Leo: Guten Abend Fabiano! Ich schätze euer letztes Werk Hundred Light Years sehr aufgrund der frischen und unkonventionellen Interpretation von melodischem Death Metal. Wie würdest du die Besonderheit deiner Band beschreiben?
Fabiano Romagnoli:
Hi Leo, vielen Dank für die Möglichkeit dieses Interviews mit dem Nocturnal Hall Webzine. Tja, ich bin mit Progressive Metal und Power Metal aufgewachsen, aber auch mit Gitarrenhelden wie Steve Vai, John Petrucci, Vinnie Moore und Patrick Rondat. Grundsätzlich bin ich also von diesen Bands und Musikern beeinflußt, wenn ich neue Songs für LUNARSEA schreibe. Deshalb brauchen unsere Alben auch mehrere Durchläufe bevor sie ins Herz geschlossen werden. Wir sind keine Band, die du einmal hörst und sofort sagst: „Das ist großartig.“ Wahrscheinlich bekommt unsere Musik sogar die gegenteilige Antwort. Wir mögen die Mixtur von Riffs, Melodie und verschiedenen Elementen, sodaß wir wissen, daß es schwierig ist, beim ersten Mal verstanden zu werden. Wir denken aber ebenso, daß unser Album über die Jahre in der ersten Reihe stehen könnte, weil bestimmte Elemente darin vorkommen und du keine Langweile verspürst, wenn du die Songs über einen längeren Zeitraum hörst.
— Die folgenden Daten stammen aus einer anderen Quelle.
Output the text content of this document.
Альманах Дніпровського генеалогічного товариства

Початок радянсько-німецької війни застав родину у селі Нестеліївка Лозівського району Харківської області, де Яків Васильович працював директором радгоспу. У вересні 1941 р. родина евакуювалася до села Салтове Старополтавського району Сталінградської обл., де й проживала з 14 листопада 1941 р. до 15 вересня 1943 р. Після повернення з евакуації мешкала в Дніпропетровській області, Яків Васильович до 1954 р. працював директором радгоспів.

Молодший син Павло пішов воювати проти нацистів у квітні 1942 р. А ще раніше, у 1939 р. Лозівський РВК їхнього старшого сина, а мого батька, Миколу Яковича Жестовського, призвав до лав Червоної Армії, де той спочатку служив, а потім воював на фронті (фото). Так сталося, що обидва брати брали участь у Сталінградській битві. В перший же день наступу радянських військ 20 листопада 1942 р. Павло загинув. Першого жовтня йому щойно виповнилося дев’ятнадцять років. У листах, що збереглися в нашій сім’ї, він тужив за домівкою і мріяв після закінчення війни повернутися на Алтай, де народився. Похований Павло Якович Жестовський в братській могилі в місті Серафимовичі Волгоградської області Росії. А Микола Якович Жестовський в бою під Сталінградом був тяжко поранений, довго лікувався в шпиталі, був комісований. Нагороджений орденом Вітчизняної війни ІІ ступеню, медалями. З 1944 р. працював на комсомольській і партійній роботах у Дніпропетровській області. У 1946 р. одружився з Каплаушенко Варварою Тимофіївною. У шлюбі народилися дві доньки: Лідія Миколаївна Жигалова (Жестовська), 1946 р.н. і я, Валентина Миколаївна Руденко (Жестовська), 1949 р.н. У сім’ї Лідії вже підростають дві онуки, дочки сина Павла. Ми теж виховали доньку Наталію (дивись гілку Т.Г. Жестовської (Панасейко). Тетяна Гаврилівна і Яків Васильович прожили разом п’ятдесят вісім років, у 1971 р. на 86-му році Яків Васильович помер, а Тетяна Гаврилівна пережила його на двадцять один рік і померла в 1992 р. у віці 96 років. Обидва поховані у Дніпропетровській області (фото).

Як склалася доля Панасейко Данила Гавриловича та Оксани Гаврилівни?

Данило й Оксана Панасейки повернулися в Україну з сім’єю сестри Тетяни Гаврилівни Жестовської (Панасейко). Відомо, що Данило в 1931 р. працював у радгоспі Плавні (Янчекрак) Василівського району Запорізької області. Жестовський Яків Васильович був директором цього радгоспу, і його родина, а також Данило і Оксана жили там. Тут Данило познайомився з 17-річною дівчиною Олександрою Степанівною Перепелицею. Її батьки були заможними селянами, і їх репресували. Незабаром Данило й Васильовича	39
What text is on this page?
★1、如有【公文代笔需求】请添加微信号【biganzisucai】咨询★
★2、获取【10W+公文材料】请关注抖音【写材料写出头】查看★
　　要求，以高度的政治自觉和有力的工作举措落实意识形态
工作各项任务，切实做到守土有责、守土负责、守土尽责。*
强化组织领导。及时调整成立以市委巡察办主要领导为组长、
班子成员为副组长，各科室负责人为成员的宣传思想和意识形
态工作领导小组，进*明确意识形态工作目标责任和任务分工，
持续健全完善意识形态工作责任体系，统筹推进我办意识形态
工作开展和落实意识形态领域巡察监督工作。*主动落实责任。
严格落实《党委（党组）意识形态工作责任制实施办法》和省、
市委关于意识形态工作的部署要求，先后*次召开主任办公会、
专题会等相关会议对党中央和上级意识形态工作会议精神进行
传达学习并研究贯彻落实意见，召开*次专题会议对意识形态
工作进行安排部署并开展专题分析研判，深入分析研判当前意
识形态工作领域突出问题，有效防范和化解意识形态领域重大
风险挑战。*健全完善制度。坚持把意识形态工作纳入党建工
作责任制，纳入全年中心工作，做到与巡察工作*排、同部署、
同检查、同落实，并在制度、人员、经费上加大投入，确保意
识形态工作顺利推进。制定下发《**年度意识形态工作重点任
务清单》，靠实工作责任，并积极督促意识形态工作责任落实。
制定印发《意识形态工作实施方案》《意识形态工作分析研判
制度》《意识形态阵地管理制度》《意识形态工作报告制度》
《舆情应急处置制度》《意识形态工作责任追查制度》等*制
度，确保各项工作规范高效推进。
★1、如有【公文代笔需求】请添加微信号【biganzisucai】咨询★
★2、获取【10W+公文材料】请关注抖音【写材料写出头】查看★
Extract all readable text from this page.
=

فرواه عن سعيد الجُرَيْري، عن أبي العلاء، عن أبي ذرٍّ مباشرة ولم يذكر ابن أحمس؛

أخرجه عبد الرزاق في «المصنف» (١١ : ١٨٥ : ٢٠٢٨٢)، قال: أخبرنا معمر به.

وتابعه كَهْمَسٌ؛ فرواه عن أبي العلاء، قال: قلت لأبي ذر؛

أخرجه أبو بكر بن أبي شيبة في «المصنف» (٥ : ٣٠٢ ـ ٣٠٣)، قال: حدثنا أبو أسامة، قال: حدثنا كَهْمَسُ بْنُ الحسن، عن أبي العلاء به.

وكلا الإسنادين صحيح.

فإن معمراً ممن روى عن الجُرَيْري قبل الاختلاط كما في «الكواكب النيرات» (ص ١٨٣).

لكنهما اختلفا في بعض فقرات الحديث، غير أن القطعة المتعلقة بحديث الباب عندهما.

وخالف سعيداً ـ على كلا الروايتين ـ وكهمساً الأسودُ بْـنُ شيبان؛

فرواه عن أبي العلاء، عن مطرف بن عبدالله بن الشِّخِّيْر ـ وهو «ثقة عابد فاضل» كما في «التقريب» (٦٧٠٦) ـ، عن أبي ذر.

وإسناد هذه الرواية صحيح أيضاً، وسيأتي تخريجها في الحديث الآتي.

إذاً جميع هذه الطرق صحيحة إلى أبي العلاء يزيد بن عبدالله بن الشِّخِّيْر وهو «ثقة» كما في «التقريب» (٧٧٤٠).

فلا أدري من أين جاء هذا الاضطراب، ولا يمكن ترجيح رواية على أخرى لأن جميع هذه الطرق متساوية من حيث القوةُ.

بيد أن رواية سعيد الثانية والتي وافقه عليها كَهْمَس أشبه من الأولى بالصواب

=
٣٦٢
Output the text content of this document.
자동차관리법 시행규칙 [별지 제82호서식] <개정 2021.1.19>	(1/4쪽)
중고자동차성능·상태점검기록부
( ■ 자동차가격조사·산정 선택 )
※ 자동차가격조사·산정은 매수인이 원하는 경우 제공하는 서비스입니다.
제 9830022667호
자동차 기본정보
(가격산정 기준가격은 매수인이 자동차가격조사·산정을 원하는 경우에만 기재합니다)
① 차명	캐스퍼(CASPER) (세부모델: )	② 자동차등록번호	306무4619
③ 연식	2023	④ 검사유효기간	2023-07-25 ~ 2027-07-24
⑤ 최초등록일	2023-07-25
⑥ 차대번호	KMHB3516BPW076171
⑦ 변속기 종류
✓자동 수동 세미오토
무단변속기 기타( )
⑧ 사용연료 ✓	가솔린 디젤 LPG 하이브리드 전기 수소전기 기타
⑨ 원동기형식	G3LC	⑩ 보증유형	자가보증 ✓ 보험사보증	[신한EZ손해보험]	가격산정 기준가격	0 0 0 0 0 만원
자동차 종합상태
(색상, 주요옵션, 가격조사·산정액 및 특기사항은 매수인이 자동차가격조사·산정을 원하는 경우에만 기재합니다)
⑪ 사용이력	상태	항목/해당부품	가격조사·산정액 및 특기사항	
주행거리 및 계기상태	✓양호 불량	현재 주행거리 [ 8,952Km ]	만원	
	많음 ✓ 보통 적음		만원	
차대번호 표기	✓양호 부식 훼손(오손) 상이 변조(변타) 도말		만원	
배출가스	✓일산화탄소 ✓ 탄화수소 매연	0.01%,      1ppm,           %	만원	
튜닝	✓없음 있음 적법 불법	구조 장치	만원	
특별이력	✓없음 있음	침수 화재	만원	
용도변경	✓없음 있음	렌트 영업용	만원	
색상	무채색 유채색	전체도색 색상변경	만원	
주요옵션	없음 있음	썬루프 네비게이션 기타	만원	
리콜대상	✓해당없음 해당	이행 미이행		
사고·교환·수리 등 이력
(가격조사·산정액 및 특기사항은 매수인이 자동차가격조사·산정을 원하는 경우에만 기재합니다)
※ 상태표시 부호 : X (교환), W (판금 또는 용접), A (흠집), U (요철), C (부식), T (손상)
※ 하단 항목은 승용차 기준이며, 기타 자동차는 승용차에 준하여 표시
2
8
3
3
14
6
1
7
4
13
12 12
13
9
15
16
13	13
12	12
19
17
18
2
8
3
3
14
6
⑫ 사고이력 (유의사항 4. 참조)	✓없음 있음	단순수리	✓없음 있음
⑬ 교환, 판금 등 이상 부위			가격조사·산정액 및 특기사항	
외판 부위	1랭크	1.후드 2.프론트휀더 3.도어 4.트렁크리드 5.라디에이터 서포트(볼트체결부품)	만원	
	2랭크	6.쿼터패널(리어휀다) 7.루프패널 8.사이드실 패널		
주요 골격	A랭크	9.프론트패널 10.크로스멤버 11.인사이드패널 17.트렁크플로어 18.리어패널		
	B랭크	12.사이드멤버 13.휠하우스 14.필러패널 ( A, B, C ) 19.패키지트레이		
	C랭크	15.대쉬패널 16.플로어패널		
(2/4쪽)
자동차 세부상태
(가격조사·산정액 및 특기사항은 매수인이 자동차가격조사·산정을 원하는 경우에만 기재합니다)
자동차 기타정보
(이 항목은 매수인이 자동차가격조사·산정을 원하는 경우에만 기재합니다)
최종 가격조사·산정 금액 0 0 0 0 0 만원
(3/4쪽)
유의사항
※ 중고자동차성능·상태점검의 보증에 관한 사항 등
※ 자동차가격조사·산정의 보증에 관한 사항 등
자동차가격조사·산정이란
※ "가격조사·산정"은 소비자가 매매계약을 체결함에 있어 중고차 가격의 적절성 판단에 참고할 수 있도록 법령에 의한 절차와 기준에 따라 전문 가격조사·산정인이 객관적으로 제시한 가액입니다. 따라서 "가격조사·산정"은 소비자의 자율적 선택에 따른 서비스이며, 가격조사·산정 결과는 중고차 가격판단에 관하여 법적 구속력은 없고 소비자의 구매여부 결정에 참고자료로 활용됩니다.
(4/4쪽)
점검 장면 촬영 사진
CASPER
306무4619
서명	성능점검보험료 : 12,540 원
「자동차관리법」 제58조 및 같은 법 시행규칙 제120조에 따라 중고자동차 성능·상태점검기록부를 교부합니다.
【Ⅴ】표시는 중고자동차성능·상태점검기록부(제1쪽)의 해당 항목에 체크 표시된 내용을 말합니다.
Leo: Graben wir mal ein bißchen tiefer und gehen genauer auf Hundred Light Years ein. Ianus scheint ein ganz besonderes Stück zu sein, ich mag die Spiegelschrift im Booklet, was auf eine große Bedeutung des optischen Aspekts hinweist.
Fabiano:
Genau, Texte und Musik sind gleich wichtig. Cristian Antolini, unser Bassist, ist der Verantwortliche für die gesamten Texte und das Konzept. Hundred Light Years bietet großartige Texte, ich hoffe dass die Leute sich für die Texte Zeit nehmen, nicht nur für die Musik.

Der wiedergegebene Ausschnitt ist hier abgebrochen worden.